Abbey hated and mourned the destruction caused by the construction of the West’s most famous dams, especially the one that obliterated Glen Canyon.
“He had known this place and loved it, and after its drowning he would write about it in fiction and nonfiction, both mourning the canyon in elegiac prose and ranting against the dam in full tirade,” Gessner writes. “Lake Powell, he contended, was not a lake at all but a fetid bathtub constructed … for the money procured by the electricity it produced. … Recreation … consisted of Jet Skiing and powerboating around a tub of water where biodiversity was all but nonexistent.”
Abbey was all about afflicting the comfortable: “Never before in history have slaves been so well fed, thoroughly medicated, lavishly entertained,” he wrote of Americans, “but we are nevertheless slaves.”
Yet another brilliant Western writer, Terry Tempest Williams, provocatively told Gessner that, “In so many ways Ed was the conservative, and Wally forever the radical.” An odd thing to say about the former, who advocated free love and anarchy, and the latter, who married for life and enjoyed a stellar academic career.

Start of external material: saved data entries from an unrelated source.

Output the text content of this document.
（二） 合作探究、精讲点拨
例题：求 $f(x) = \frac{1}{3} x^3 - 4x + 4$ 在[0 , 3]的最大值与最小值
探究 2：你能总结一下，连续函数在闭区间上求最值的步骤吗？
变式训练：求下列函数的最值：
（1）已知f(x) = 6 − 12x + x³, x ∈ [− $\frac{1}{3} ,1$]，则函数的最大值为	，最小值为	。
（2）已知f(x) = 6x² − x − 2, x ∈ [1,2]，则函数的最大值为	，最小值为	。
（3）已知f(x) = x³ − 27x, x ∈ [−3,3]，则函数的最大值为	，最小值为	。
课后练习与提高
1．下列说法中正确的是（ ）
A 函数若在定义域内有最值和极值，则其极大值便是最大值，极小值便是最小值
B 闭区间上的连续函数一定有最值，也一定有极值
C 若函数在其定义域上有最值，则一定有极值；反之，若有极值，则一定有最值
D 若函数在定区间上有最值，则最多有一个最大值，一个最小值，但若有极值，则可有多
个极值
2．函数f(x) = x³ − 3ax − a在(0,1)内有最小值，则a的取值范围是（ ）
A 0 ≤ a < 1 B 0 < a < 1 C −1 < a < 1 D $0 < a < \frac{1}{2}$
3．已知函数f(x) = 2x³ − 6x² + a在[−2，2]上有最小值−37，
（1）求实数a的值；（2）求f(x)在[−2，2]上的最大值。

Gessner can’t quite see Abbey as a conservative, but does embrace Stegner as a kind of radical: “Having witnessed the failure of a thousand rugged individualists, his father among them, as they battled the inhospitable landscape, he came to believe in community. Having grown up in movement, he came to value staying put.”
The book is a great introduction to both writers, and will no doubt send many readers to their works. It offers the added pleasure of Gessner’s journeys through the West, sometimes with his young daughter, his musings on climate change, dams, and range management issues, and visits such luminaries as Douglas Peacock, Wendell Berry and Stegner’s son.

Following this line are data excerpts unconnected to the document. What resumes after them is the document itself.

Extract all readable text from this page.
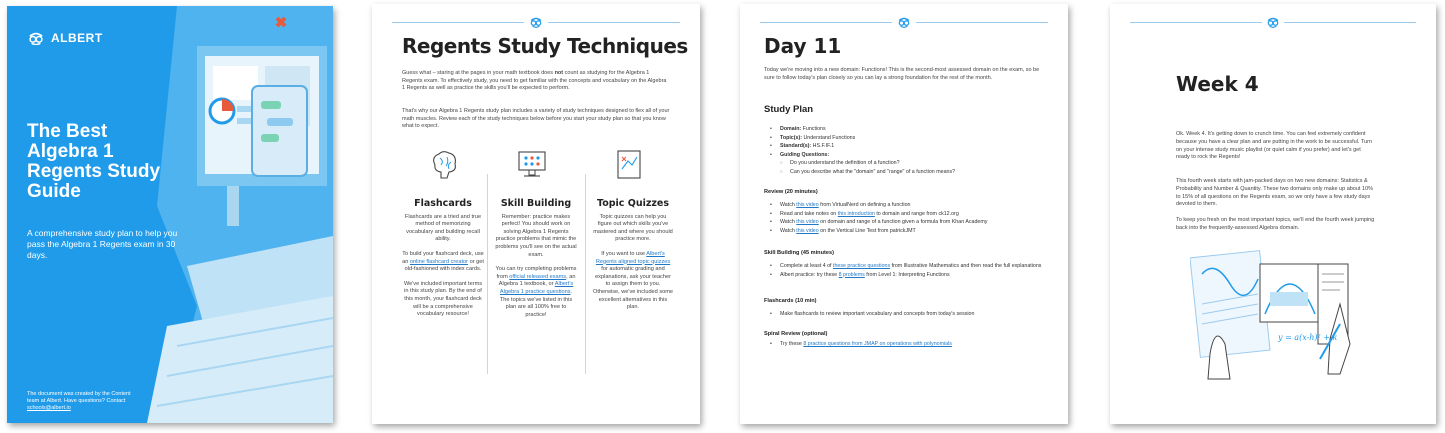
ALBERT
The Best Algebra 1 Regents Study Guide
A comprehensive study plan to help you pass the Algebra 1 Regents exam in 30 days.
The document was created by the Content team at Albert. Have questions? Contact schools@albert.io
Regents Study Techniques
Guess what – staring at the pages in your math textbook does not count as studying for the Algebra 1 Regents exam. To effectively study, you need to get familiar with the concepts and vocabulary on the Algebra 1 Regents as well as practice the skills you'll be expected to perform.
That's why our Algebra 1 Regents study plan includes a variety of study techniques designed to flex all of your math muscles. Review each of the study techniques below before you start your study plan so that you know what to expect.
Flashcards

Flashcards are a tried and true method of memorizing vocabulary and building recall ability.

To build your flashcard deck, use an online flashcard creator or get old-fashioned with index cards.

We've included important terms in this study plan. By the end of this month, your flashcard deck will be a comprehensive vocabulary resource!

Skill Building

Remember: practice makes perfect! You should work on solving Algebra 1 Regents practice problems that mimic the problems you'll see on the actual exam.

You can try completing problems from official released exams, an Algebra 1 textbook, or Albert's Algebra 1 practice questions. The topics we've listed in this plan are all 100% free to practice!

Topic Quizzes

Topic quizzes can help you figure out which skills you've mastered and where you should practice more.

If you want to use Albert's Regents aligned topic quizzes for automatic grading and explanations, ask your teacher to assign them to you. Otherwise, we've included some excellent alternatives in this plan.

Day 11
Today we're moving into a new domain: Functions! This is the second-most assessed domain on the exam, so be sure to follow today's plan closely so you can lay a strong foundation for the rest of the month.
Study Plan
• Domain: Functions
• Topic(s): Understand Functions
• Standard(s): HS.F.IF.1
• Guiding Questions:
○ Do you understand the definition of a function?
○ Can you describe what the "domain" and "range" of a function means?
Review (20 minutes)
• Watch this video from VirtualNerd on defining a function
• Read and take notes on this introduction to domain and range from ck12.org
• Watch this video on domain and range of a function given a formula from Khan Academy
• Watch this video on the Vertical Line Test from patrickJMT
Skill Building (45 minutes)
• Complete at least 4 of these practice questions from Illustrative Mathematics and then read the full explanations
• Albert practice: try these 8 problems from Level 1: Interpreting Functions
Flashcards (10 min)
• Make flashcards to review important vocabulary and concepts from today's session
Spiral Review (optional)
• Try these 8 practice questions from JMAP on operations with polynomials
Week 4
Ok. Week 4. It's getting down to crunch time. You can feel extremely confident because you have a clear plan and are putting in the work to be successful. Turn on your intense study music playlist (or quiet calm if you prefer) and let's get ready to rock the Regents!
This fourth week starts with jam-packed days on two new domains: Statistics & Probability and Number & Quantity. These two domains only make up about 10% to 15% of all questions on the Regents exam, so we only have a few study days devoted to them.
To keep you fresh on the most important topics, we'll end the fourth week jumping back into the frequently-assessed Algebra domain.
y = a(x-h)² + k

“Walk alone in the desert for ten days or go live on a barrier island for a while or even camp in the backcountry with bears,” Gessner urges. “Not because you are going to film it or make a YouTube video about it but because of the experience itself.”
Don’t be comfortable. Forget getting rich and famous. Look to men like Stegner and Abbey, he concludes, who point to “creative possibilities for living a life both good and wild.”
If Gessner isn’t careful, one of these days he might just find himself in the same pantheon as Stegner, Abbey, Barry Lopez, Berry, Williams and our other invaluable chroniclers and seers of the West.